Tuesday, January 31, 2006


Demonstrators As Felons?

Even Fox News is starting to pay attention to the implications of the Bush-Cheney coup. I don’t know why that is, other than the libertarian Right is starting to squawk. And, of course, it could technically be used against, say, anti-abortion demonstrators.
But, gee, won’t those new facilities I mentioned in my last post, come in handy?

New Patriot Act Provision Creates Tighter Barrier to Officials at Public Events
Tuesday, January 31, 2006

By Kelley Beaucar Vlahos

WASHINGTON — A new provision tucked into the Patriot Act bill now before Congress would allow authorities to haul demonstrators at any "special event of national significance" away to jail on felony charges if they are caught breaching a security perimeter.

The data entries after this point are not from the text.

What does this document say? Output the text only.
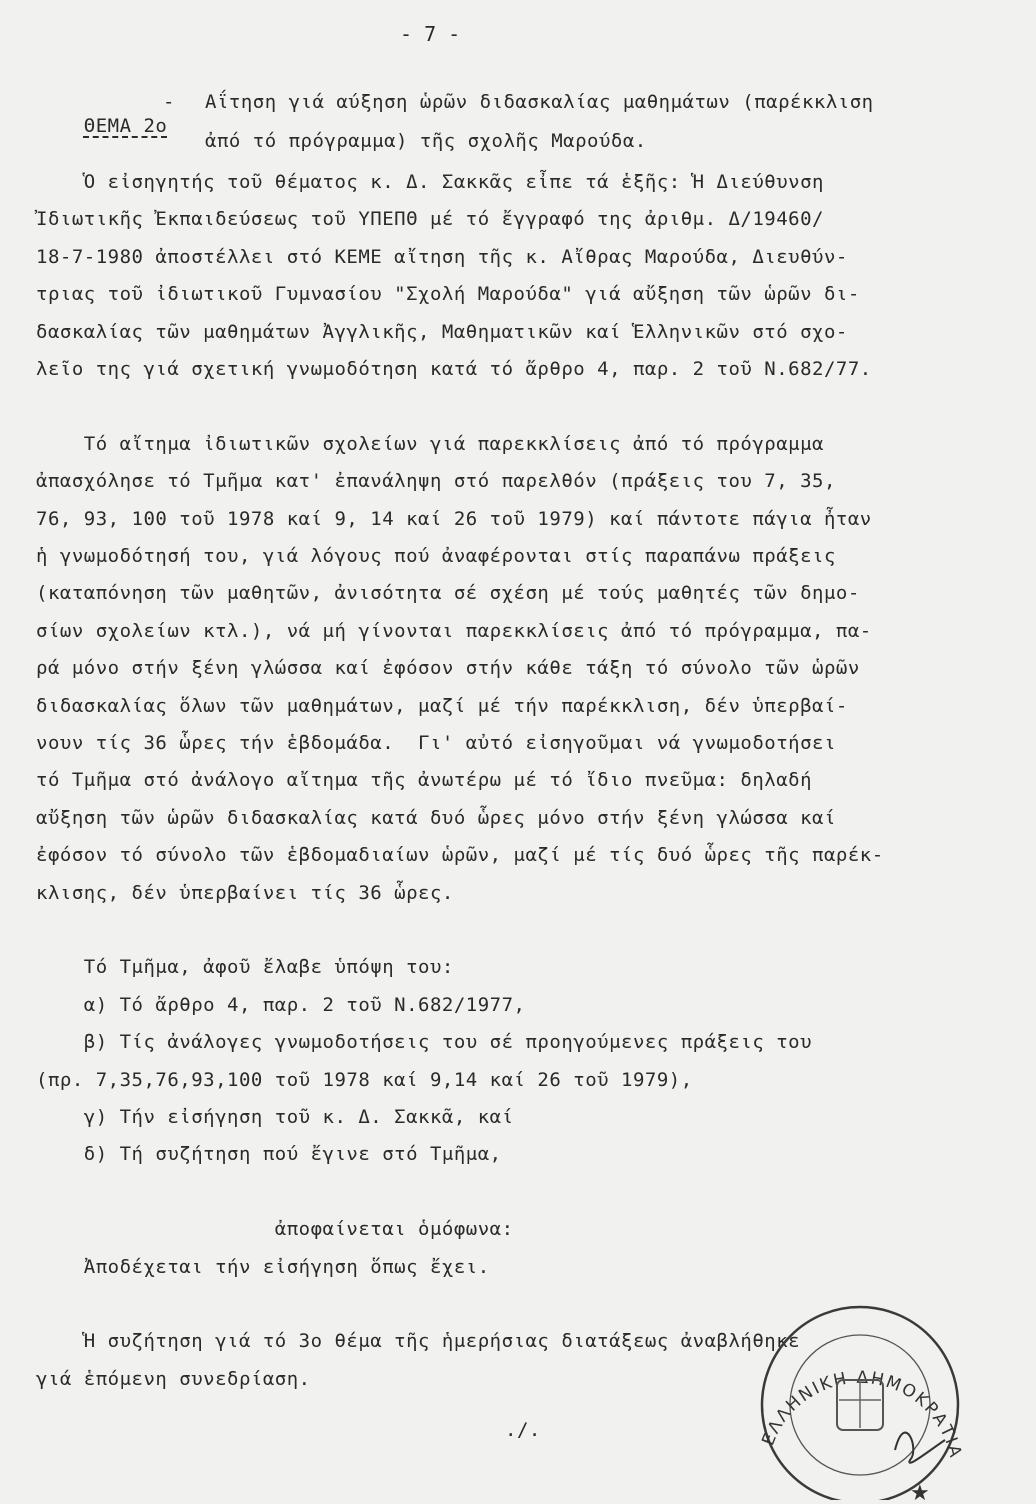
- 7 -

ΘΕΜΑ 2ο

- Αΐτηση γιά αύξηση ὡρῶν διδασκαλίας μαθημάτων (παρέκκλιση
ἀπό τό πρόγραμμα) τῆς σχολῆς Μαρούδα.
Ὁ εἰσηγητής τοῦ θέματος κ. Δ. Σακκᾶς εἶπε τά ἑξῆς: Ἡ Διεύθυνση
Ἰδιωτικῆς Ἐκπαιδεύσεως τοῦ ΥΠΕΠΘ μέ τό ἔγγραφό της ἀριθμ. Δ/19460/
18-7-1980 ἀποστέλλει στό ΚΕΜΕ αἴτηση τῆς κ. Αἴθρας Μαρούδα, Διευθύν-
τριας τοῦ ἰδιωτικοῦ Γυμνασίου "Σχολή Μαρούδα" γιά αὔξηση τῶν ὡρῶν δι-
δασκαλίας τῶν μαθημάτων Ἀγγλικῆς, Μαθηματικῶν καί Ἑλληνικῶν στό σχο-
λεῖο της γιά σχετική γνωμοδότηση κατά τό ἄρθρο 4, παρ. 2 τοῦ Ν.682/77.
Τό αἴτημα ἰδιωτικῶν σχολείων γιά παρεκκλίσεις ἀπό τό πρόγραμμα
ἀπασχόλησε τό Τμῆμα κατ' ἐπανάληψη στό παρελθόν (πράξεις του 7, 35,
76, 93, 100 τοῦ 1978 καί 9, 14 καί 26 τοῦ 1979) καί πάντοτε πάγια ἦταν
ἡ γνωμοδότησή του, γιά λόγους πού ἀναφέρονται στίς παραπάνω πράξεις
(καταπόνηση τῶν μαθητῶν, ἀνισότητα σέ σχέση μέ τούς μαθητές τῶν δημο-
σίων σχολείων κτλ.), νά μή γίνονται παρεκκλίσεις ἀπό τό πρόγραμμα, πα-
ρά μόνο στήν ξένη γλώσσα καί ἐφόσον στήν κάθε τάξη τό σύνολο τῶν ὡρῶν
διδασκαλίας ὅλων τῶν μαθημάτων, μαζί μέ τήν παρέκκλιση, δέν ὑπερβαί-
νουν τίς 36 ὧρες τήν ἑβδομάδα.  Γι' αὐτό εἰσηγοῦμαι νά γνωμοδοτήσει
τό Τμῆμα στό ἀνάλογο αἴτημα τῆς ἀνωτέρω μέ τό ἴδιο πνεῦμα: δηλαδή
αὔξηση τῶν ὡρῶν διδασκαλίας κατά δυό ὧρες μόνο στήν ξένη γλώσσα καί
ἐφόσον τό σύνολο τῶν ἑβδομαδιαίων ὡρῶν, μαζί μέ τίς δυό ὧρες τῆς παρέκ-
κλισης, δέν ὑπερβαίνει τίς 36 ὧρες.
Τό Τμῆμα, ἀφοῦ ἔλαβε ὑπόψη του:
α) Τό ἄρθρο 4, παρ. 2 τοῦ Ν.682/1977,
β) Τίς ἀνάλογες γνωμοδοτήσεις του σέ προηγούμενες πράξεις του
(πρ. 7,35,76,93,100 τοῦ 1978 καί 9,14 καί 26 τοῦ 1979),
γ) Τήν εἰσήγηση τοῦ κ. Δ. Σακκᾶ, καί
δ) Τή συζήτηση πού ἔγινε στό Τμῆμα,
ἀποφαίνεται ὁμόφωνα:
Ἀποδέχεται τήν εἰσήγηση ὅπως ἔχει.
Ἡ συζήτηση γιά τό 3ο θέμα τῆς ἡμερήσιας διατάξεως ἀναβλήθηκε
γιά ἑπόμενη συνεδρίαση.
./.	ΕΛΛΗΝΙΚΗ ΔΗΜΟΚΡΑΤΙΑ
★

Sen. Arlen Specter , R-Pa., chairman of the Senate Judiciary Committee, sponsored the measure, which would extend the authority of the Secret Service to allow agents to arrest people who willingly or knowingly enter a restricted area at an event, even if the president or other official normally protected by the Secret Service isn't in attendance at the time.

The measure has civil libertarians protesting what they say is yet another power grab for the executive branch and one more loss for free speech.

"It's definitely problematic and chilling," said Lisa Graves, senior counsel for legislative strategy at the American Civil Liberties Union , which has written letters to the chairmen and ranking members of the House and Senate Judiciary Committees, pointing out that the provision wasn't subject to hearings or open debate.

Some conservatives say they too are troubled by the measure.

"It concerns me greatly," said Bob Barr, former U.S. prosecutor and Republican representative from Georgia. "It clearly raises serious concerns about First Amendment rights."


Under current law, the Secret Service can arrest anyone for breaching restricted areas where the president or a protected official is or will be visiting, but the new provision would allow such arrests even after those VIPs have left the premises of any designated "special event of national significance." The provision would increase the maximum penalty for such an infraction from six months to one year in jail.

In a post-Sept. 11 world many non-political events have been designated National Special Security Events and would rise to the higher status. Examples of possible NSSEs are the Olympics or the Super Bowl. In 2004, the presidential inaugural balls and President Ronald Reagan's June funeral procession in Washington, D.C., were designated NSSEs.

According to government sources with knowledge of the legislation, Secret Service protection and law enforcement authority would extend beyond protecting a specific person, rather the event itself would become the "protectee."

Currently, non-violent demonstrators who enter restricted areas at such events previously would be arrested and charged by local law enforcement with simple trespassing, said Graves. Under the provision included in the new law, they will be charged with felonies by the Secret Service.

Last year, three ticket-holding audience members at one of the president's Social Security events in Denver, Colo., were apprehended by a man who they said identified himself as Secret Service. The three were forced away from the event because of an anti-war sticker on the driver's car.

"[The administration] has certainly demonstrated a desire to have carefully-controlled events," said Graves.

John Pike, director of GlobalSecurity.org, an Alexandria, Va.-based clearinghouse for domestic and international security information, said he "could certainly understand why the Secret Service would want that legal authority," given the enormous burden of making venues safe for VIPs today.

"However, I think many people have concluded that the way it is being used has nothing to do with protecting the president from Usama bin Laden and everything to do with suppressing dissent and making sure the protesters don't get on TV," Pike said.

Bush is not the first president to flex his authority in this area, said Kopel, who pointed out that beginning with Reagan, presidents have created a larger security bubble and greater distance between themselves and dissenters at public events. The 2001 terrorist attacks on the United States just intensified the situation, he said.

"I think the concerns about free speech in areas where the president is speaking long pre-date Bush. They were an issue in the Clinton administration, the first Bush administration and began as an issue during Reagan," Kopel said. "I do think the ACLU has legitimate concerns about the breadth of the new language and how it could be applied."

Graves points out that conservative "pro-life" groups will be the target of the new provisions, too, a scenario that could raise the concerns for those who are typically critical of the ACLU, which she said is necessarily concerned about other provisions in the bill that impinge on civil liberties.

House and Senate leaders, who return to Capitol Hill this week, are trying to renew the Patriot Act by Friday. Democrats and four Republicans in the Senate who filibustered a final vote in December after raising concerns about preserving civil liberties instituted a short-term extension of the previous bill, which was set to expire on Dec. 31.